This past week we discussed the Flexner Report and its impact on the last century of health care, medical practice and medical education. We also explored how this fit into David’s Charles Handy S-curves of utility of various paradigms in the broader perspective of organizational management. The February issue of Academic Medicine is devoted to a post-Flexner perspective on the future of medical education. From what I’ve seen,this will indeed be complex!
In the abstract to “The Flexnerian Legacy in the 21st Century” in this issue, Darrell Kirch (CEO, Association of American Medical Colleges) states:
At the celebration of the 100th anniversary of the Flexner Report, however, some wonder whether the times require another look at our complex system of medical education. In fact, an underlying theme of many articles in this special issue of Academic Medicine is that the medical education community’s response to the Flexner Report—and the individualistic, expert-centric culture to which it gave rise—may now work against the collaboration needed for greater integration across the medical education continuum, highly networked teams in discovery research, and interprofessionalism in clinical care. The question, as many authors suggest, is not whether medical education is being true to Flexner, but whether academic medicine is responding to the implications of post-Flexnerian education and whether it is able to embrace the cultural change needed to address 21st-century health care needs.
The Carnegie Foundation for the Advancement of Teaching (http://www.carnegiefoundation.org/medical-education/resources) was one of the sponsors of the original Flexner Report. Another report is due very shortly, and a preview by Irby, et al,is contained in this issue of Academic Medicine. They envision a medical education system that:
• maximizes flexibility in the process of
achieving standardized outcomes,
• creates opportunities for integrative
and collaborative learning,
• inculcates habits of inquiry and
• provides a supportive learning
environment for the professional
formation of students and residents—
while at the same time it
• advances the health of patients and
These are, for the most part, laudable goals. However, broad generalities are one thing, implementation is quite another. That is the “sticky wicket” (though for the life of me, having read the Laws of Cricket http://en.wikipedia.org/wiki/Laws_of_Cricket, I still am at a loss as to what a “sticky wicket” actually is! Sorry Dave…) Humphrey, et al, argue that the close association of the medical school with a broader university continues to offer significant advantages towards the above ends. Miller, et al, from Vanderbilt, have formulated the following Principles for Health Workforce Development:
Principles of the New Model for Health Workforce Development*
1. Learning is competency-based and embedded in the workplace.
2. All workers learn; all learners work.
3. Learning is undertaken by individuals, teams, and institutions and is linked to patient needs.
4. Learning activities are modular; the system allows multiple entry and exit points.
5. Learning is inter-professional, with shared facilities, common schedules, and shared foundational coursework.
6. A rich information technology infrastructure supports the healthcare/learning system.
7. Health outcomes and educational outcomes are directly linked.
On balance, I think this portends a positive shift in medical education, which should translate into a positive shift on the whole of medical care and thus health care.

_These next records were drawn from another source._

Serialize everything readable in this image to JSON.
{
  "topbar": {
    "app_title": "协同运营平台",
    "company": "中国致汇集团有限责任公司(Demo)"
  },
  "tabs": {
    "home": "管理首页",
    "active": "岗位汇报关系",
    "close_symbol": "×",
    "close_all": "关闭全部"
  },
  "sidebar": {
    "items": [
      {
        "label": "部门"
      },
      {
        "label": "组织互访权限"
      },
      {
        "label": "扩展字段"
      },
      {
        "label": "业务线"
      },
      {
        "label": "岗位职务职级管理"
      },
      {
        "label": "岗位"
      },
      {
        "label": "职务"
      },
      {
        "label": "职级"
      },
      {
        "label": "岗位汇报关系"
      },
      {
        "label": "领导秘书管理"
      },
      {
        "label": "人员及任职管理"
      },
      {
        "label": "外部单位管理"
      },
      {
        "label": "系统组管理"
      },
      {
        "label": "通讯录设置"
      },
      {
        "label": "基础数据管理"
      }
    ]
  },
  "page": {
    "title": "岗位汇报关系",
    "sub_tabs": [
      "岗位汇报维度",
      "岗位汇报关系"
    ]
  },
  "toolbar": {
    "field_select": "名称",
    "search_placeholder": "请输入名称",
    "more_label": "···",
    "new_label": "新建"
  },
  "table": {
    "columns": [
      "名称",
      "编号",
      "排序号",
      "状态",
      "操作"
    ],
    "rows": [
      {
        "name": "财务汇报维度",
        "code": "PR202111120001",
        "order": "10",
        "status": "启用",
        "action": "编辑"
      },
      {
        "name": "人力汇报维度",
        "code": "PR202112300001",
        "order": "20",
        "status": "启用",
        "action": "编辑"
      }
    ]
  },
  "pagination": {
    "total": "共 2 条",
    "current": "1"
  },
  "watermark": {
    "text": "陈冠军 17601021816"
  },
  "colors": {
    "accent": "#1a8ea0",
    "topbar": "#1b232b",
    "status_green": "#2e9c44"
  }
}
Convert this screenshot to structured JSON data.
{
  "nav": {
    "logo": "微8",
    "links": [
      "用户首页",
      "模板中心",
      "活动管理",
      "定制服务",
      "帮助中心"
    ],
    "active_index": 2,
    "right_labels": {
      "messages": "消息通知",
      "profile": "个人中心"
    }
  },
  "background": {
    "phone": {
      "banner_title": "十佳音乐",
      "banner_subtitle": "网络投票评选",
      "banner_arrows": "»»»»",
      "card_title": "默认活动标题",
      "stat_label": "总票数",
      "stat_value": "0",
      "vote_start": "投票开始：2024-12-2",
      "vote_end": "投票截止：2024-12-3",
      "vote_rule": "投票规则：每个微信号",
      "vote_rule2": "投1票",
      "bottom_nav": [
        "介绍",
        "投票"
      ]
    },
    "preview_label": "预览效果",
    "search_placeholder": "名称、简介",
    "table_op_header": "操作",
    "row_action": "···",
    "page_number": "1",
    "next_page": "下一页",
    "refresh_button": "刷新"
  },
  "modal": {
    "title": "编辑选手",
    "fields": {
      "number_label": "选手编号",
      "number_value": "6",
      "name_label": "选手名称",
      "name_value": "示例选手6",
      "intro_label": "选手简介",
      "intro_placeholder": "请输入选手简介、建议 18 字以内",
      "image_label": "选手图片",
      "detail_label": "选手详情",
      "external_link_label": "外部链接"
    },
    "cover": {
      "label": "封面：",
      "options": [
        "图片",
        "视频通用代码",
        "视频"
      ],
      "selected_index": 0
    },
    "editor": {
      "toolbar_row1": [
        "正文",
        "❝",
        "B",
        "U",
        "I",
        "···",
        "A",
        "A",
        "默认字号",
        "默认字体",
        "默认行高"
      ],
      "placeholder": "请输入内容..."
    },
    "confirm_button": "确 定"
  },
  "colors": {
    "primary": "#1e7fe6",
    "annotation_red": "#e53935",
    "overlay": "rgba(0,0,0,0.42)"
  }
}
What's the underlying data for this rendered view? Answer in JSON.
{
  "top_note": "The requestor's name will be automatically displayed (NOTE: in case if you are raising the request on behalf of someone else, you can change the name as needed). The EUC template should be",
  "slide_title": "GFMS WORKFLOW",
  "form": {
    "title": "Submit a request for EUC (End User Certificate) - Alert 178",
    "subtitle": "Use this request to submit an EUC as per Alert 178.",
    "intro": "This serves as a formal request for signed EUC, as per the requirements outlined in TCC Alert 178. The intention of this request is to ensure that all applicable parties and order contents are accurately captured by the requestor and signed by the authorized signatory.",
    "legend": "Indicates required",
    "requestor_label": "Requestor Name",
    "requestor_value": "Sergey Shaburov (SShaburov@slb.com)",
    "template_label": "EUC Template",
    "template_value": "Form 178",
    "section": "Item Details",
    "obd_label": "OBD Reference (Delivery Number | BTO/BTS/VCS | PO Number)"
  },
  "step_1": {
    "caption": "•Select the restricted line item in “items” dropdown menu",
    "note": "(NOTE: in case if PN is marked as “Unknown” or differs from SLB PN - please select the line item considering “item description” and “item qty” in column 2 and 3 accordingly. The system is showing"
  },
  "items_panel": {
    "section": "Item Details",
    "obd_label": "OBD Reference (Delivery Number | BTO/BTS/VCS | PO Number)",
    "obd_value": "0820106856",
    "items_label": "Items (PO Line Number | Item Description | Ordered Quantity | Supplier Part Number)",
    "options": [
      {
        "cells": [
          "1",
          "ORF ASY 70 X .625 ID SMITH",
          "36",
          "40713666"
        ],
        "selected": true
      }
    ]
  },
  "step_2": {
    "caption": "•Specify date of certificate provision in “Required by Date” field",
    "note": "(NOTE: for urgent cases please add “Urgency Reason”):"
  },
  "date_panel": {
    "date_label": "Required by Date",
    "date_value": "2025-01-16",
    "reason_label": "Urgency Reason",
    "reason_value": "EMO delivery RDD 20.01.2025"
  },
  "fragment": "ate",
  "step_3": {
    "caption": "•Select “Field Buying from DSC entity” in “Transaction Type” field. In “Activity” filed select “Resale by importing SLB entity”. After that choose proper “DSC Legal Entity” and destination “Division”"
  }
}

I am still concerned about a few things, though. In David’s description of paradigm/utility, the middle curve, a “systems approach”, centers on “mass customization”. I think the emphasis on standardized outcomes and individualized process may prove to be too limiting. Likewise, the concentration on competence and virtual ignoring of capability continues to look backward, not forward. Is this just semantics? I am not sure. I think I see a glimmer of understanding that the organizational culture needs to be addressed (see Tribal Leadership post), but there is still a lot of “I’m Great and You’re Not” that needs to be addressed in order to move to the next level.
Nevertheless, we are moving in the right direction. My own perspective is that third curve in David’s scenario, the “Sense-Making” with its ability to situate a network, mass collaboration, social computing and globalization. Education must move towards this paradigm in order to make the same quantum leap that the Flexner Report made possible 100 years ago. While the medical school as part of a university may be a venue to make this happen, other avenues may be better situated to make this leap. A medical school has an individual for 4 years, or perhaps even up to 10 if advanced training is done in the same institution. An integrated health network has the individual for 30 or 40 years. For the complex problems that face the current health care workers, the ideal venue may be such a network, with strong affiliations with a medical school, nursing school, pharmacy school and school of public health. The kind of distributed cognition needed for emergence of the types of health care appropriate for any given starting point can not be relegated to “experts”. The experts need to transform themselves into facilitators. Ironically, this is perhaps what Abraham Flexner originally envisioned in his model of a medical faculty that concentrated on teaching first and clinical care revenue production second. The more I think about it, Flexner is more complex than I originally thought!